ECLI:NL:RVS:2019:3132
Raad van State
- Hoger beroep
- N. Verheij
- Rechtspraak.nl
Hoger beroep vreemdelingenrecht inzake verblijfsvergunning asiel
Op 11 september 2019 heeft de Afdeling bestuursrechtspraak van de Raad van State uitspraak gedaan in een hoger beroep van twee vreemdelingen tegen een eerdere uitspraak van de rechtbank Den Haag. De vreemdelingen hadden op 2 mei 2019 aanvragen ingediend voor een verblijfsvergunning asiel voor bepaalde tijd, maar deze aanvragen werden door de staatssecretaris van Justitie en Veiligheid buiten behandeling gesteld. De rechtbank verklaarde op 5 juli 2019 de beroepen van de vreemdelingen ongegrond. Hierop hebben de vreemdelingen, vertegenwoordigd door hun advocaat mr. A.J.P. Lemmen, hoger beroep ingesteld.
De Afdeling bestuursrechtspraak heeft in haar overwegingen vastgesteld dat het hoger beroep zich niet richt tegen de uitspraak van de rechtbank, omdat de vreemdelingen niet hebben uitgelegd waarom zij de uitspraak onjuist achten.

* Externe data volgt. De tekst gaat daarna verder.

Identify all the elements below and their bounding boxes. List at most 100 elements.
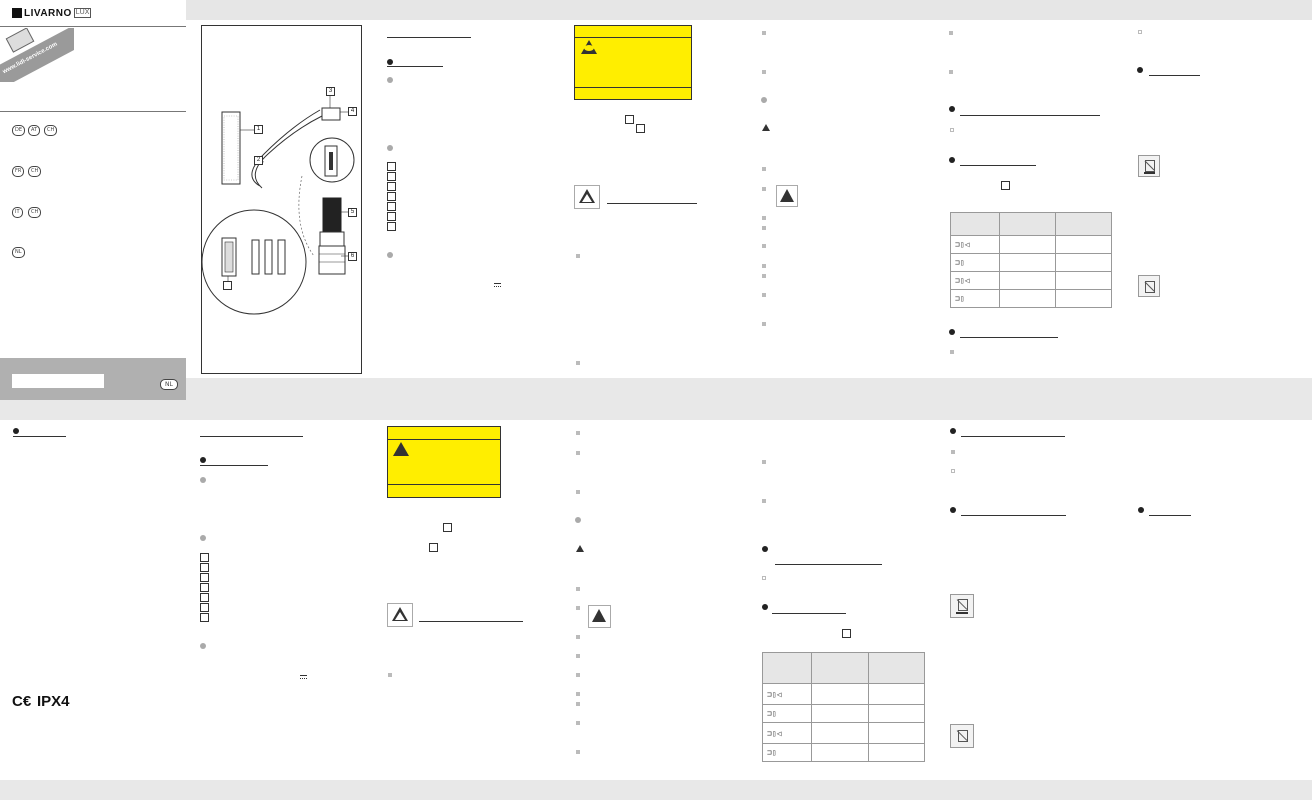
table-cell [1055,235,1112,254]
top-col7-osq-1 [1138,30,1142,34]
bottom-warning-box [387,426,501,498]
top-col4-sq-2 [576,361,580,365]
brand-name: LIVARNO [24,7,72,19]
figure-panel: 1 2 3 4 5 6 [201,25,362,374]
top-col5-sq-6 [762,226,766,230]
bottom-col6-sq-1 [951,450,955,454]
bottom-col6-bullet-1 [950,428,956,434]
table-row: ⊐▯ [950,253,1112,272]
table-row: ⊐▯ [950,289,1112,308]
flag-ch: CH [44,125,58,136]
bottom-col3-head-rule [419,621,523,622]
top-col4-warning-frame [574,185,600,209]
bottom-col2-list-box-1 [200,553,209,562]
table-cell [811,722,869,744]
figure-label-4: 4 [348,107,357,116]
weee-bin-body [1145,160,1155,172]
table-cell [867,683,925,705]
top-col5-sq-8 [762,264,766,268]
bottom-col5-head-rule-1 [775,564,882,565]
top-col6-ref-box [1001,181,1010,190]
top-col5-sq-9 [762,274,766,278]
table-cell [1055,271,1112,290]
top-col5-eye-hazard-icon [776,185,798,207]
top-warning-rule-2 [575,87,691,88]
table-header-cell [999,212,1056,236]
top-col4-sq-1 [576,254,580,258]
bottom-col3-ref-box-2 [429,543,438,552]
bottom-col7-head-rule [1149,515,1191,516]
flag-it: IT [12,207,23,218]
top-col3-list-box-5 [387,202,396,211]
top-col6-bullet-3 [949,329,955,335]
top-col6-sq-3 [950,350,954,354]
warning-triangle-icon-2-inner [395,612,405,620]
page-bottom [0,420,1312,780]
table-row: ⊐▯◁ [950,271,1112,290]
brand-mark-icon [12,8,22,18]
bottom-col6-head-rule-1 [961,436,1065,437]
table-header-cell [867,652,925,684]
bottom-col5-head-rule-2 [772,613,846,614]
weee-bin-icon-4 [950,724,974,748]
brand-suffix: LUX [73,8,92,18]
bottom-warning-rule-2 [388,484,500,485]
top-col6-head-rule-1 [960,115,1100,116]
top-col6-sq-1 [949,31,953,35]
table-cell [867,704,925,723]
top-col5-dot-1 [761,97,767,103]
beam-off-icon-4: ⊐▯ [762,743,812,762]
bottom-col4-sq-12 [576,750,580,754]
table-header-cell [762,652,812,684]
weee-bin-body-4 [958,730,968,742]
top-col3-list-box-6 [387,212,396,221]
bottom-col1-head-rule [13,436,66,437]
beam-half-icon: ⊐▯◁ [950,271,1000,290]
top-col5-sq-2 [762,70,766,74]
figure-label-5: 5 [348,208,357,217]
top-col5-sq-4 [762,187,766,191]
top-col5-sq-7 [762,244,766,248]
beam-full-icon: ⊐▯◁ [950,235,1000,254]
bottom-col7-bullet-1 [1138,507,1144,513]
bottom-col6-bullet-2 [950,507,956,513]
table-header-cell [1055,212,1112,236]
bottom-col2-head-rule-1 [200,465,268,466]
table-header-cell [811,652,869,684]
figure-label-7 [223,281,232,290]
band-middle [0,378,1312,420]
cover-footer-box [12,374,104,388]
table-header-cell [950,212,1000,236]
bottom-col2-title-rule [200,436,303,437]
table-cell [999,271,1056,290]
table-row: ⊐▯◁ [950,235,1112,254]
bottom-col3-sq-1 [388,673,392,677]
top-col7-head-rule [1149,75,1200,76]
eye-hazard-icon-inner [584,45,594,51]
top-col3-list-box-1 [387,162,396,171]
top-col6-head-rule-3 [960,337,1058,338]
bottom-col2-list-box-6 [200,603,209,612]
top-warning-rule-1 [575,37,691,38]
bottom-col3-warning-frame [387,603,413,627]
top-col6-osq-1 [950,128,954,132]
flag-de: DE [12,125,26,136]
bottom-col5-sq-1 [762,460,766,464]
cover-rule-1 [0,26,186,27]
bottom-col5-osq-1 [762,576,766,580]
bottom-col4-sq-7 [576,654,580,658]
bottom-warning-rule-1 [388,439,500,440]
warning-triangle-icon-inner [582,194,592,202]
top-col3-bullet-1 [387,59,393,65]
weee-bin-icon [1138,155,1160,177]
top-col3-list-box-2 [387,172,396,181]
dc-symbol-icon-2 [300,675,307,679]
top-col5-sq-3 [762,167,766,171]
top-col3-head-rule-1 [387,66,443,67]
top-col5-sq-10 [762,293,766,297]
bottom-col2-list-box-4 [200,583,209,592]
top-col3-dot-3 [387,252,393,258]
bottom-light-mode-table: ⊐▯◁ ⊐▯ ⊐▯◁ ⊐▯ [762,652,925,762]
top-col5-caution-icon [762,124,770,131]
table-cell [867,743,925,762]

Hierdoor kon de Afdeling geen inhoudelijk oordeel vellen over het hoger beroep, zoals vereist volgens artikel 85 van de Vreemdelingenwet 2000. De Afdeling heeft geconcludeerd dat het hoger beroep kennelijk niet-ontvankelijk is, wat betekent dat de zaak niet verder in behandeling wordt genomen. De staatssecretaris is niet verplicht om de proceskosten te vergoeden.
De uitspraak is openbaar gedaan op 11 september 2019, en de beslissing is vastgesteld door mr. N. Verheij, lid van de enkelvoudige kamer, in aanwezigheid van mr. R.C.S. Bakker, griffier.